甘い香りと蜜の味 《 09

 ――ネームプレートにくっついていた『研修中』の文字が消え、真新しい制服を着て店に出たその日に、美樹は出端《でばな》をくじかれた。


「あーっ、やっぱりここだ! 熊子《くまこ》のブログに載ってたお店!」

 土曜日。開店してすぐのことだ。
 店の外からだというのに、はっきりと聞き取れるほどの声量だった。天井まである大窓から外を見やれば、二人組の女性がスマートフォンを店にかざしていた。写真を撮っているようだった。

(……ん? あのひとたち――)

 ドクン、と胸が不穏に高鳴る。遠目なのではっきりとはわからないが、知り合いに似ている。
 彼女たちはきゃあきゃあとはしゃぎながら店のなかに入ってくる。美樹は思わず、顔を隠してしまいたくなった。

「い、いらっしゃいませ……」

 大きな声が出せなかった。挨拶は『明るく元気にはつらつと』を心がけていたのに、できなかった。

「……あら? もしかして、三枝さん?」

 ふたりの女性も、美樹のことに気がついた。
 元同僚であるふたりは美樹の顔を見るなりクスクスと笑いだした。
 ――ああ、まただ。いつもこうして笑われていた。「ほんと、三枝さんって使えないわよね」という言葉とともに、笑われていたのだ。

「奇遇ねー! こんなところで遭うなんて! もう再就職先が決まったんだ? 意外」
「うちの会社では失敗ばっかりだったものねぇ? こちらのお店には迷惑かけてなぁいー? 中途半端に放り投げていっちゃって、あのあと大変だったのよぉ。でも、三枝さんがいなくてよけいにはかどってるけどー!」
「やだ、言い過ぎよ!」

 女性たちは「あははは」とふたりして笑い合う。
 美樹はその場に立ち尽くした。手も足も、口さえも動かない。何て情けないのだろう。

(いつもどおりのことを言えばいいんだ。どうぞごゆっくりご覧になってください、って)

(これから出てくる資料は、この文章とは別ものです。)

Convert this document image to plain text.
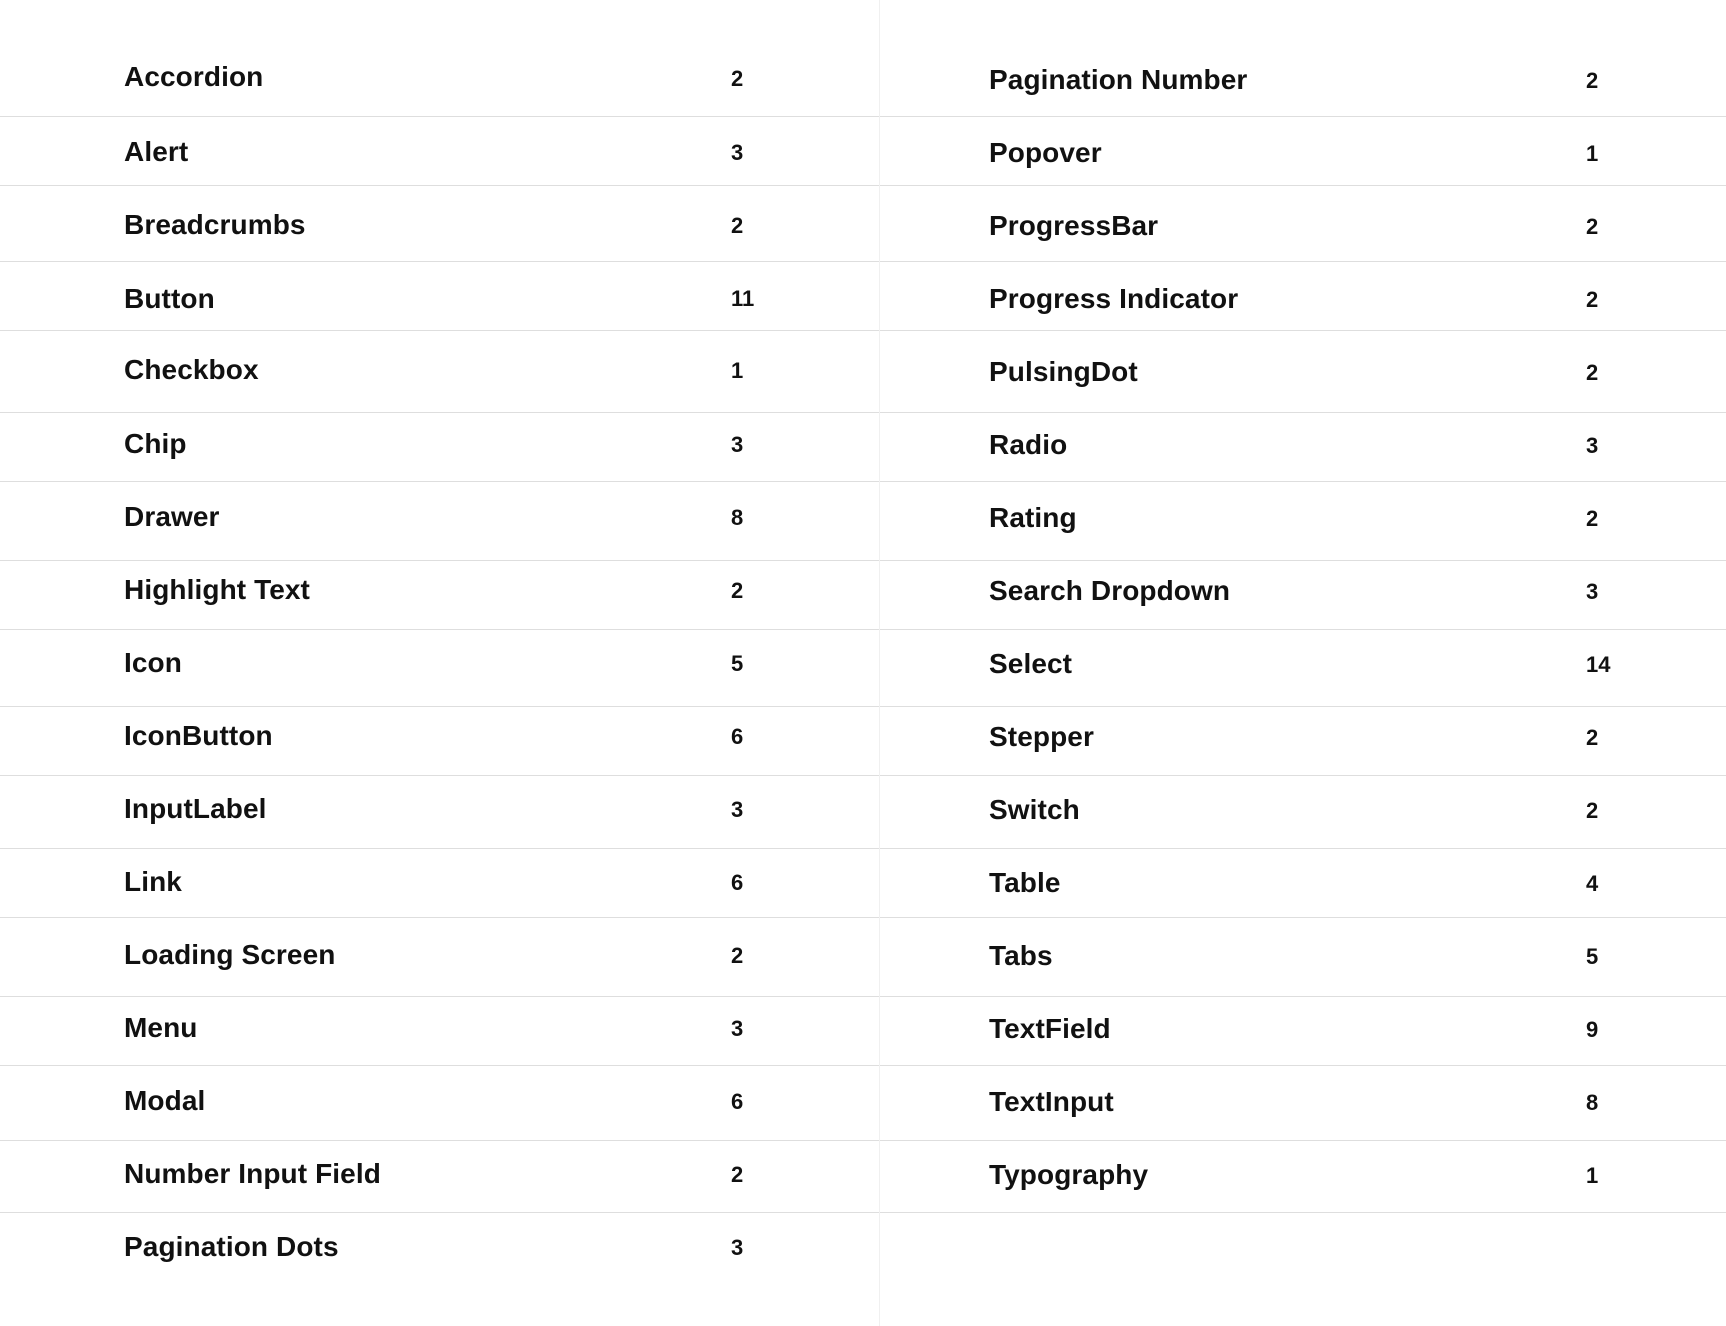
Accordion	2
Alert	3
Breadcrumbs	2
Button	11
Checkbox	1
Chip	3
Drawer	8
Highlight Text	2
Icon	5
IconButton	6
InputLabel	3
Link	6
Loading Screen	2
Menu	3
Modal	6
Number Input Field	2
Pagination Dots	3
Pagination Number	2
Popover	1
ProgressBar	2
Progress Indicator	2
PulsingDot	2
Radio	3
Rating	2
Search Dropdown	3
Select	14
Stepper	2
Switch	2
Table	4
Tabs	5
TextField	9
TextInput	8
Typography	1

 それなのに、お腹に力が入らず、言葉を発することができない。
 彼女たちは相変わらず笑っている。ささやくように、小さな声で嘲笑している。

「――いらっしゃいませ」

 腹の底に響く、力強い声だった。美樹の肩がビクッと跳ねる。
 店の奥から出てきたのは濃いグレーのスーツを着た拓人だ。青年会議所《JC》の集まりにでも行くところだろうか。スラリとした長身の彼は本当に、なにを着ても似合う。
 とたんに、元同僚は口もとを押さえて拓人を見る。「なにこのイケメン!」とでも言いたげな顔だ。
 拓人はそれ以上、なにを言うでもなく美樹のとなりに立った。
 カウンターの下、女性客からは見えないところで、拓人が背をポンッと軽く叩いてくれる。「頑張れ」と言われているようだった。
 美樹はこっそりと深呼吸をして、ふたりに向かってにっこりとほほえむ。